Narrative misdirection is a writerly trick of establishing false expectations in your readers, directing their attention to the wrong information and causing them to ignore correct information. It's an excellent way to surprise them, and has uses in nearly every genre, though it is a staple of mysteries.
J.K. Rowling happens to be a master of this technique. Time and again, Harry is certain he knows who the villain is, and every time he is wrong! Author and blogger John Granger goes into a great deal of detail about Rowling's method in his book Unlocking Harry Potter.
In my novel Never Gone, I also played with the technique in various places. For example, take a look at this excerpt from chapter 12.
Go ahead. I'll wait for you.
You're back? Excellent. Did you see how misdirection can be an effective tool to make humorous moments funnier?
I'll explain the elements of narrative misdirection by walking you through what I did, and why and how I did it.
1. Limited viewpoint. My piece is in first person. The only perceptions you have are Dani's. There's a good possibility that she does not have the whole picture. She very well might misinterpret the data in front of her.

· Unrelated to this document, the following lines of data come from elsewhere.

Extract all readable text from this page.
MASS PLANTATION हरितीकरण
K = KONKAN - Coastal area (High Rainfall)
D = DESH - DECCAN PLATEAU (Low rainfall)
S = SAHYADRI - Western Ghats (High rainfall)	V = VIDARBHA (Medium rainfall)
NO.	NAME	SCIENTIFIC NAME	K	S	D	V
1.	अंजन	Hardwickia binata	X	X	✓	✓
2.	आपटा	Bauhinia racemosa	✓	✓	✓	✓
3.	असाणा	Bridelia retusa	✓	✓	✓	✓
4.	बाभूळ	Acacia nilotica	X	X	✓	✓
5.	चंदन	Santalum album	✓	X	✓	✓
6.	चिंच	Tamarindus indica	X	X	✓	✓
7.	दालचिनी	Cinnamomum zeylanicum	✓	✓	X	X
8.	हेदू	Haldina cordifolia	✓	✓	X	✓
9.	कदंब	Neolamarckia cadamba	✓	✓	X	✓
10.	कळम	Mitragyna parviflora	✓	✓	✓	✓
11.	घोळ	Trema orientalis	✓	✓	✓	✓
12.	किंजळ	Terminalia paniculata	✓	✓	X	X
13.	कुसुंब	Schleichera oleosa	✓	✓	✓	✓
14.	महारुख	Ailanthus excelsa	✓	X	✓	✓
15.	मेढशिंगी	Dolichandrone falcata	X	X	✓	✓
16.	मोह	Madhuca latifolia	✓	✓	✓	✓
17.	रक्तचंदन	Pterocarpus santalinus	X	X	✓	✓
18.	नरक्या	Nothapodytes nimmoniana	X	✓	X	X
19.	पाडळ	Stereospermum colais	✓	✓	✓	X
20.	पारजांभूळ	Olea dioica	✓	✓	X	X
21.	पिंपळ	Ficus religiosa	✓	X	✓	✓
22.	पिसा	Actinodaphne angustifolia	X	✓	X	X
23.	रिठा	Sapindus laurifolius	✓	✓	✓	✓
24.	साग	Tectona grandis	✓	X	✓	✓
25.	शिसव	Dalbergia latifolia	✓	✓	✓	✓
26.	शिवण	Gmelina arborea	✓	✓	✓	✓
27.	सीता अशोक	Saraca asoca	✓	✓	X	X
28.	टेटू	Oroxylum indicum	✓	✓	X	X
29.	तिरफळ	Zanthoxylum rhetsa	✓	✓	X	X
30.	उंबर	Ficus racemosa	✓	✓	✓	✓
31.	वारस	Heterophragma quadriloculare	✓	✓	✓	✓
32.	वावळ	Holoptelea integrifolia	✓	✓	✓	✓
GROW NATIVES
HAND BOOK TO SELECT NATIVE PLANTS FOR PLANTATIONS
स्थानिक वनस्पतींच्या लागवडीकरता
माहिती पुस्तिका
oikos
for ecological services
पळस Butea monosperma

But it's hard for you, the reader, to know that because I've removed other sources of interpretation by limiting the perception to only what she directly experiences, knows, or remembers.
Rowling uses third person limited. Omniscient narrators are a no-no in this technique. Your POV must limit perception.
2. Sympathetic voice and reader identification. Dani's internal monologue paints her as a smart, arty dreamer who's a bit shy. She obeys her aunt grumblingly, having thoughts of being put-upon with "stupid" assignments. Everyone has felt this way at one point or another. As a reader, you sympathize and take her side. You become willing to trust her judgments about what is happening and why.
3. Playing with expectation. Aunts are those sorts of benevolent authority figures we expect to play "the straight man" in any joke. I describe Cecily having a young child who is usually weaving through her legs or swinging from her purse strap, which cements a picture in your mind: maternal and focused there. I give you only the details that would support your existing expectations of "aunt."
4. Clues the character chooses to ignore. This is VERY important. The truth must be in the scene and there for the astute reader to pick up. Otherwise you just have very annoying out-of-nowhere surprises, not narrative misdirection.
I hint that Janie should be around, and that she had been playing a game called "guerrilla stealth"--a name that implies unexpected combat. I also point out that Aunt Cecily is the instigator of Dani ever leaving the cathedral nave and going into the quire. As a reader, you chose to ignore the importance because Dani does.
5. Details that capture your MC's attention. Does the beauty of Durham cathedral's quire really matter that much? Or the fact that the guide has an exotic accent? No, but as a reader you're willing to be pulled along in Dani's flight of fancy because of the style in this paragraph. I used a little writerly magic dust of pretty words and alliteration and imagery to momentarily sweep you into Dani's distraction.
Keep in mind you can't do pages of this kind of thing, but just a paragraph can be an effective "sleight of hand." It's like the "jazz-hands" dazzle that magicians use to point you away from the real action.
Likewise, drawing Dani's attention primarily to the guy she tripped over keeps you, the reader, from looking deeper into what her family members are doing.
6. Confirm misinterpretations. Both Aunt Cecily and Janie play to Dani's expectation. The aunt scolds, the cousin becomes "ashy pale" at the scolding. And it's no small scolding. The aunt's big reaction cements the misinterpretation as true.
7. Payoff, in which misinterpretations are clarified. This is one tiny detail you might be tempted to overlook. Do wrap up how the surprise really happened, because it's annoying to the reader when you don't. Rowling always does. In my little scene, it was a simple exchange: "You weren't supposed to tell your mum" and "you never said that." I didn't have to give a detailed back story of how or when Janie and Cecily planned their trick on Dani. The reader can imagine it easily enough. But I did need to make it clear they were in cahoots deliberately from the beginning or the payoff would have fallen flat, because readers just wouldn't buy it.
So there you go, a quick primer on the basics of simple narrative misdirection. In mysteries, of course, it gets considerably more complicated. The author must layer in clues and dazzling distractions, one on top of another.
How do you think you might use this technique in your writing?